What Are Some Purposes of Business Credit?

Operating or growing your business are the primary reasons for getting business credit.

Buying supplies, equipment, or inventory or developing a new product or service are common uses, too. So is borrowing funds to use as working capital to cover payroll or other short-term deficiencies. Loans can also be used for certain types of investments, provided the returns on a given investment will outweigh the loan's interest costs.

By repaying all loans on time, you build a good business credit history and business credit score. Once you establish creditworthiness, you can use it for other business needs. Good business credit for larger loans at lower interest rates helps keep your business moving in your desired direction.

Why Is It Important for Your Business to Have Good Credit?

Having strong business credit may be an indication of good character and trustworthiness, which can help your firm secure bigger contracts from clients, vendors, and potential business partners. Usually, it’s customers you’ve already worked with who’ve checked your business credit and trust you can fulfill their order.

For those whose business cash flow, not borrowing, is the source of operational or expansion funds, you still need good business credit. It may assist you in getting a large client that sees your good business credit as a sign of reliability and trustworthiness. It may also convince prospective partners to decide to work with you.

How Do I Establish Good Business Credit?

Initially, you must have good personal credit to get business credit. That’s because you’re more likely to have an established personal credit profile than a business credit profile, which takes years to build.

In the very early stages of starting and growing your business, you may need to use your personal assets as collateral for larger loans and be personally responsible for business credit in all cases. You’d be signing a “personal guarantee” of business credit, which affects your personal credit and could cost your assets if you don’t repay.
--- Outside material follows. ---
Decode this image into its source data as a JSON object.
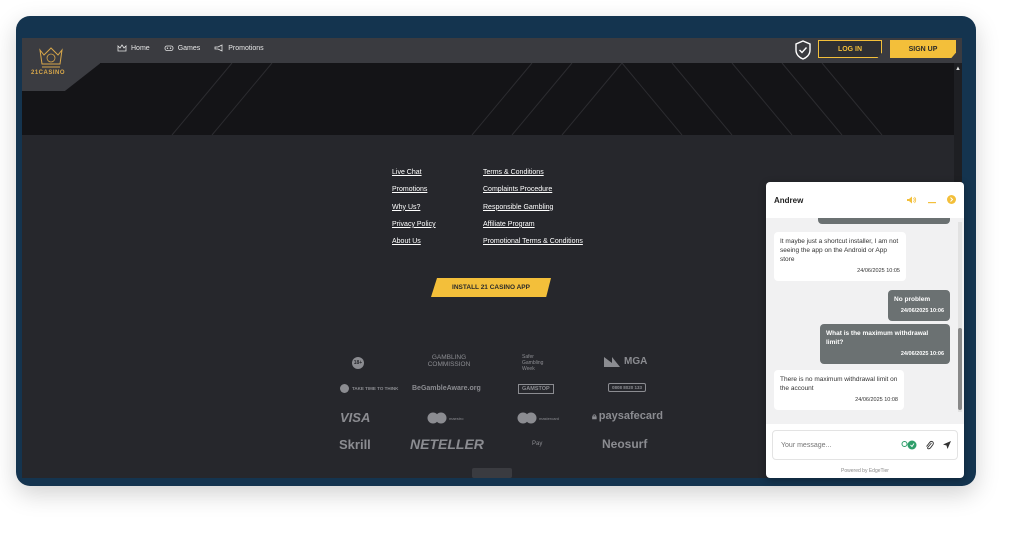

Your ultimate goal is having only your business’ name on credit account. To get to that point, you should do the following:

  • Launch an entity for your business like an LLC, S-Corp, or C-corp, get an EIN and DUNS number, and open a business bank account using the entity and its EIN. This helps you avoid personal liability for loans.
  • Set up a business address, phone number, and website with a business domain name to use for business email.
  • Keep business and personal funds separate, using business banking accounts to pay business expenses, and set up accounting for the accounts.
  • Have all payments to your business made payable to the business.
  • Open tradelines under the business’ name and tax ID, make every payment on time and make sure they get reported to business credit reporting agencies.
  • Establish a relationship with a local bank, because they can help you grow and get funding when you’re ready.
  • Monitor and correct your business and personal credit reports and scores regularly.

If you operate as a business and work on building your business credit, you’ll soon be getting business funding in the business’ name, no personal credit required. If you follow the steps above, your business could be on the way to financial success.